Si tratta di paesini, che quasi mai riescono a far sentire la loro voce fuori dalla provincia. A Bojano, 8 mila abitanti sulla carta, al centro del Molise, poco più di 20 minuti d’auto sia da Campobasso che da Isernia, per esempio, a gennaio si è insediata la commissione straordinaria di liquidazione che dovrà gestire l’estinzione dei debiti dell’ente. A pesare è stato quello da 11 milioni di euro con Molise acque (azienda fornitrice dell’acqua pubblica a rischio fallimento) che ha dato vita a un contezioso. E l’ombra di un altro procedimento milionario con un’impresa di costruzioni che ha effettuato dei lavori e non è stata liquidata agita in questi giorni l’amministrazione guidata dal sindaco Marco Di Biase. Anche qui servizi al minimo e tributi al massimo.

Stessa sorte per Partinico, 31.786 abitanti, nell’area metropolitana di Palermo. Un mese fa i commissari liquidatori si sono insediati nel municipio di piazza Umberto primo. Il crac finanziario e l’impossibilità a riequilibrare i conti dell’ente deriva da un buco triennale (2017-2019) di 4,5 milioni di euro che ha portato lo scorso anno alla dichiarazione di dissesto. Tappe obbligate sono state l’aumento dell’Imu e il taglio delle spese. Ma l’amministrazione comunale ci ha provato anche con la lotta all’evasione. Una delle voci pesanti sui bilanci, infatti, riguardava i crediti difficilmente esigibili.

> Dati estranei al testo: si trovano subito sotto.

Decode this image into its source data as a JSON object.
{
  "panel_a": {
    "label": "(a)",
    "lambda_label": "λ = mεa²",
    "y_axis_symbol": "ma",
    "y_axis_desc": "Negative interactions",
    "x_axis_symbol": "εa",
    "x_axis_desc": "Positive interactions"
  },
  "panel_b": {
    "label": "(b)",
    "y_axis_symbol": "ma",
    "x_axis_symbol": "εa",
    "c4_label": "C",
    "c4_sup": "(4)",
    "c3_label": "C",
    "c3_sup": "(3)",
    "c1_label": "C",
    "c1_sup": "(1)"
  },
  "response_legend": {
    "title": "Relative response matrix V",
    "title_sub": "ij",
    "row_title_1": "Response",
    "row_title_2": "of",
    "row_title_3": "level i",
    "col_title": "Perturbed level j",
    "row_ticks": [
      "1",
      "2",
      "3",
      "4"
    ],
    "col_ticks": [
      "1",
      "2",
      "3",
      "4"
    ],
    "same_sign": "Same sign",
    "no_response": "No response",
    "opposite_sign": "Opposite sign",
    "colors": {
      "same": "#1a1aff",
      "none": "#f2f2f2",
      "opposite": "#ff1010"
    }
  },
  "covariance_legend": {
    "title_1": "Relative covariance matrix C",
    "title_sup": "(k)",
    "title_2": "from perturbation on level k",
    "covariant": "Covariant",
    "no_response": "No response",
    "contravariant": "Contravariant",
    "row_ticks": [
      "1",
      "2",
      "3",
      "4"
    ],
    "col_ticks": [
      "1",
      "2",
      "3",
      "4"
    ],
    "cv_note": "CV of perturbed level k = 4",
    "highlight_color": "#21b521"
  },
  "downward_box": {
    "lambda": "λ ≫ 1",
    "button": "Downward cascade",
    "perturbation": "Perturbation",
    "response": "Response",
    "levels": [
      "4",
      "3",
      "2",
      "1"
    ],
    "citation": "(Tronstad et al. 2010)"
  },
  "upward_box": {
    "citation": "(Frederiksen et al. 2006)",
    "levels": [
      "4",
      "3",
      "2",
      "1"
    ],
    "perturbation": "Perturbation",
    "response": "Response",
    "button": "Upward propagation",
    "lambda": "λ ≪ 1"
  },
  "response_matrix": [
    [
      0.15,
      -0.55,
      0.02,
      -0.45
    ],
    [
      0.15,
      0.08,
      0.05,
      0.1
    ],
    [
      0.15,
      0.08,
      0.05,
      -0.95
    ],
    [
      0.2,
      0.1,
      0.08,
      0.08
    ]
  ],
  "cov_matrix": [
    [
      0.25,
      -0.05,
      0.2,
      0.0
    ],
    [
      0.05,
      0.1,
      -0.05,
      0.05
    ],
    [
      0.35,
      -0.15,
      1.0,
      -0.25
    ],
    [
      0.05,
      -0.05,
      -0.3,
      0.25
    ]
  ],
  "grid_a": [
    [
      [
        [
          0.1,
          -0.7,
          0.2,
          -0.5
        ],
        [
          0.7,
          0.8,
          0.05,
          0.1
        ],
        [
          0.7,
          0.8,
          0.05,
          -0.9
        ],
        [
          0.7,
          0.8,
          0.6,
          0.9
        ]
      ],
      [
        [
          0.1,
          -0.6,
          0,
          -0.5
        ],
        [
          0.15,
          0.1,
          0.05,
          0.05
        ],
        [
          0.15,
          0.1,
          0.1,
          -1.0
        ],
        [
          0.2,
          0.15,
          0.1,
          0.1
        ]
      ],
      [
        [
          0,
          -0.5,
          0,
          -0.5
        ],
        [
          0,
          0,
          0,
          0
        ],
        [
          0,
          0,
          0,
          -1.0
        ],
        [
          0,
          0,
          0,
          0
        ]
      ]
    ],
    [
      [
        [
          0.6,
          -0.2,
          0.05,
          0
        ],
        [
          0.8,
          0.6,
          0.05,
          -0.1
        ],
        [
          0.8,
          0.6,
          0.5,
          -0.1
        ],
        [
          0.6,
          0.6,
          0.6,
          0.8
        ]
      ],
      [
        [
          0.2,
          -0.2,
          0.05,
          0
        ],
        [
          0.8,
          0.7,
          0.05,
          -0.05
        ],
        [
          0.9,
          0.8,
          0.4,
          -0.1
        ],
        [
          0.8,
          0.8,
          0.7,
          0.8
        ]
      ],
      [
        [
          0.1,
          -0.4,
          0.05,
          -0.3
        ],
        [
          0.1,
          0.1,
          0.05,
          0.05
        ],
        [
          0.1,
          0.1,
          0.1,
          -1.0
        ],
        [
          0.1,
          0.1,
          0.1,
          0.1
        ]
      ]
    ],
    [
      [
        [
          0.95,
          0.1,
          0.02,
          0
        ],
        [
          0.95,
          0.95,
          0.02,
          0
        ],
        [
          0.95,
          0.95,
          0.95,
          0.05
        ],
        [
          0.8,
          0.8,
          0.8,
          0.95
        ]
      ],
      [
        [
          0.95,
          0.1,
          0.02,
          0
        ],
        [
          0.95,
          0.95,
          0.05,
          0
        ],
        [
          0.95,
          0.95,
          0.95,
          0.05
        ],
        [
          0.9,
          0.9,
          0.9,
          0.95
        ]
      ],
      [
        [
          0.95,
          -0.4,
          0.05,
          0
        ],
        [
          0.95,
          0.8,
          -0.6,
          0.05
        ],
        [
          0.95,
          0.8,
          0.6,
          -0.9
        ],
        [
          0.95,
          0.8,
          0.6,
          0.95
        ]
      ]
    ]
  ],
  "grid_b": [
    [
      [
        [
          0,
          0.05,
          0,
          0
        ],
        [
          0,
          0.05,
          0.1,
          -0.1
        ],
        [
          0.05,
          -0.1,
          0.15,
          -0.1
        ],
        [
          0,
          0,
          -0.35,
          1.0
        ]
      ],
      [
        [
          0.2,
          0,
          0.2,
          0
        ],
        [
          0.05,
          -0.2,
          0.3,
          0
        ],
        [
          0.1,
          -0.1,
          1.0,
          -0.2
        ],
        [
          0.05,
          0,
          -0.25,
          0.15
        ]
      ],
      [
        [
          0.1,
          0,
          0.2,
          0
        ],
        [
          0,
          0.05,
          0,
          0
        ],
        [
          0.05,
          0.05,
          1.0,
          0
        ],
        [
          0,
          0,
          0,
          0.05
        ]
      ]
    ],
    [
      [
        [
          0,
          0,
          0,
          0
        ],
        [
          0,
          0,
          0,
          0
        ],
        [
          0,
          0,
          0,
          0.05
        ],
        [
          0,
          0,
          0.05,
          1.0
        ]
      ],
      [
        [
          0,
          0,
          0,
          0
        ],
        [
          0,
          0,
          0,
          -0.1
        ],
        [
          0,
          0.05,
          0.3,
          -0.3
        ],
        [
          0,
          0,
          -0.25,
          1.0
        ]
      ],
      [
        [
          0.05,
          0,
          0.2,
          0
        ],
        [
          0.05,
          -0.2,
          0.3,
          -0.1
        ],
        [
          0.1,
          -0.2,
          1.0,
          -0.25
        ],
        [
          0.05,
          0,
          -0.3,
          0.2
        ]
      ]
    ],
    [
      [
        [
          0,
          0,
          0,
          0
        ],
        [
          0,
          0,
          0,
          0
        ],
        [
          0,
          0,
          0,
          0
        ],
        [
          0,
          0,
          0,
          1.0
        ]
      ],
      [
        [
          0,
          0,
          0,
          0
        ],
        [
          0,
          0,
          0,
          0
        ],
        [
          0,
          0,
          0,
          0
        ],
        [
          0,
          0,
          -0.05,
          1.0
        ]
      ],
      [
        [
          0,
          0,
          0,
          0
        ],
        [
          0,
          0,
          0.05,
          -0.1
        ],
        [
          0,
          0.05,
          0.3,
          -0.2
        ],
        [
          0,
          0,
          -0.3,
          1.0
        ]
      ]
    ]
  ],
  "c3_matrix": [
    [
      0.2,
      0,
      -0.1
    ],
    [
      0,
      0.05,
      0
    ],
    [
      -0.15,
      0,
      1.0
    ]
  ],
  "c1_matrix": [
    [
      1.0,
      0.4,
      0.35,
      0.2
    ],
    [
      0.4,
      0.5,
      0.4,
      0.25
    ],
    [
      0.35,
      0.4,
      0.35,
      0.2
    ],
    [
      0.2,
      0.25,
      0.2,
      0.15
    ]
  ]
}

E, come se non bastasse, ad aggravare la situazione di stallo dell’ente, già provato dalla condizione finanziaria, ci ha pensato anche una grave crisi politica. Partinico viene già fuori da un commissariamento durato un anno e qualche giorno fa il sindaco Maurizio De Luca (che si è insediato nel giugno scorso), dopo diversi rimpasti in giunta, ha presentato le dimissioni. Difficile, a questo punto, che il Comune riesca a varare una manovra finanziaria per far quadrare i conti. Un cominato disposto, quello delle crisi politiche e di quelle finanziarie, comune a molti dei municipi italiani al default.